HEMOS SUPERADO EL PRIMER fin de semana de campaña, ya queda menos para el 23M, el día en el que podremos volver a mirar farolas, autobuses o carteles publicitarios sin que nos ardan los ojos y cuando dejarán de abordarnos en la calle para mentirnos con impunidad y alevosía. Esta campaña electoral no sólo sirve para comprobar cómo en España la más alta instancia judicial ya no es ni tribunal ni constitucional, sino para cerciorarnos de que la grandeza del municipalismo se ha evacuado por las alcantarillas de nuestras ciudades.
Intuyendo la que se les viene encima, o más bien la de afiliados que se van a caer de sus poltronas, en el PSOE se han hartado de pedirnos que votemos pensando en clave municipal. Quieren que dejemos de lado a Zapatero y a su corte para analizar la obra de gobierno de los alcaldes o presidentes autonómicos. No está mal la idea. Sería coherente si sus propios candidatos no se lanzaran a prometer o a mentir, que de casta le viene al galgo, para sumar votos. Es grotesco que la otrora grandeza de las elecciones municipales haya sido escombrada por unos y otros para transformar a estos comicios en un arma arrojadiza más para las hordas de Ferraz y Génova.

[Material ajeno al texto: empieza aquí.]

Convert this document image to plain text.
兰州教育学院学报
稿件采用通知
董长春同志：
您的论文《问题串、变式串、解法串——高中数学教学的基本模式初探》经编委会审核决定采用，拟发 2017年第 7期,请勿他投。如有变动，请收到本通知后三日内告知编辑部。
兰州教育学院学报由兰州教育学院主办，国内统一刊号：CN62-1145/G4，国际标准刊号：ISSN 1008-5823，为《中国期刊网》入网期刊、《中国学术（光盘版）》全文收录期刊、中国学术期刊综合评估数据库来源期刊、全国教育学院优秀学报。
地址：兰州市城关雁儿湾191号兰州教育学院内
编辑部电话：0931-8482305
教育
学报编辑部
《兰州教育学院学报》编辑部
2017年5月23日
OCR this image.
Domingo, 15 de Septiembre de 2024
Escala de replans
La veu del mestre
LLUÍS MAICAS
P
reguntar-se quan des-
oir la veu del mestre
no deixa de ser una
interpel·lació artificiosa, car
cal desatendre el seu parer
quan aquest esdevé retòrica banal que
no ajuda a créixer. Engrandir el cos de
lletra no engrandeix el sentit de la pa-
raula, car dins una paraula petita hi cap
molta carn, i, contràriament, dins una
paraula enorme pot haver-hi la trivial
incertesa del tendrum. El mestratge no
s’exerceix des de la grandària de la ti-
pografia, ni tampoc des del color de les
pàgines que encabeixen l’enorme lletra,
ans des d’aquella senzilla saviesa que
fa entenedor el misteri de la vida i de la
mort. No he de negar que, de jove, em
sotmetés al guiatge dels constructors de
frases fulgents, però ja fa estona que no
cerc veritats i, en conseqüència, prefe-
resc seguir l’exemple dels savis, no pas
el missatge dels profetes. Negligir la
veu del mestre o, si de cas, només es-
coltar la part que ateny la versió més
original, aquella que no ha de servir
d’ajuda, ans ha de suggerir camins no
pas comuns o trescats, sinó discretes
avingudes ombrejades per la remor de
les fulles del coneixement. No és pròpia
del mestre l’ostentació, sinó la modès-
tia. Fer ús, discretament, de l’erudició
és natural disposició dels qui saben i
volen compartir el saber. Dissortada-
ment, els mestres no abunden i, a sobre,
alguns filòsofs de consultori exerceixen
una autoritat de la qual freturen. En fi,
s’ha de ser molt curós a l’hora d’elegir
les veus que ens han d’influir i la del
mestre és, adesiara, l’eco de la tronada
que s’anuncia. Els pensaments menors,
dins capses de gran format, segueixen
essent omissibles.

Si se presta la más mínima atención a los eslóganes que cuelgan de nuestras farolas, esas que se han modernizado a precio de oro –o de barril Brent- gracias al Plan E, nos damos cuenta de que no hay ni una sola verdad. Es un decálogo, o quizá hasta más, de los próximos incumplimientos de nuestros ediles. No por ellos, sino porque lo que están prometiendo sencillamente escapa de sus ámbitos competenciales. En este caso del de los ayuntamientos. Nada podrán hacer, por mucho empeño que le pongan.
Paseando por mi ciudad natal, Rubí (un enclave del cinturón industrial de Barcelona y con muchísimo interés demoscópico), he contado las mentiras que los alcaldables prometen. “Buscaré el pleno empleo” dice alguien, “no toleraré recortes sociales”, proclama otro. Mentiras. Buenas intenciones como mucho. El ayuntamiento de Rubí no puede hacer nada para garantizar el pleno empleo ni evitar los recortes sociales que vendrán impuestos, gusten o no.
Nadie en Rubí, ni en todo el Vallès Occidental (su comarca) explica cómo van a reconducir el estado ruinoso en el que se encuentran este y la mayoría de los consistorios. Tampoco nadie cuenta cómo van a ponerse al día con sus proveedores, en su mayoría pymes y autónomos del mismo municipio. Ni siquiera se intuye el más mínimo atisbo de realidad en los programas electorales y siguen prometiendo polideportivos y otras lindeces. No cuentan cómo van a pagarlas.
En los años setenta, el municipalismo fue el cemento de la democracia. Estas instituciones actuaron de avanzadilla y durante años han garantizado, aunque no les correspondiera, el bienestar de sus ciudadanos. Han inflamando el gasto público y por lo tanto alimentando su deuda porque nadie se ha molestado en acertar en una financiación ni en fijar sus competencias. Las sucesivas burbujas han camuflado la situación. Ahora, muerto el ladrillazo y despeñada la principal fuente de ingresos de los municipios, siguen sin darse por aludidos. En estas elecciones, este debate sigue sin tratarse. Ni se solucionará tampoco en la próxima legislatura.
Hoy los partidos sólo quieren a los ayuntamientos como meros recolectores de votos. Nos piden que pensemos en nuestros alcaldables para votar, pero el 23M los resultados sólo se interpretarán en clave general. No servirán para nada más. Como los eslóganes que vemos estos días. Quítese al candidato de turno y póngase a Rajoy o a Zapatero. ¿Alguna diferencia? Ninguna, y es que las farolas no mienten.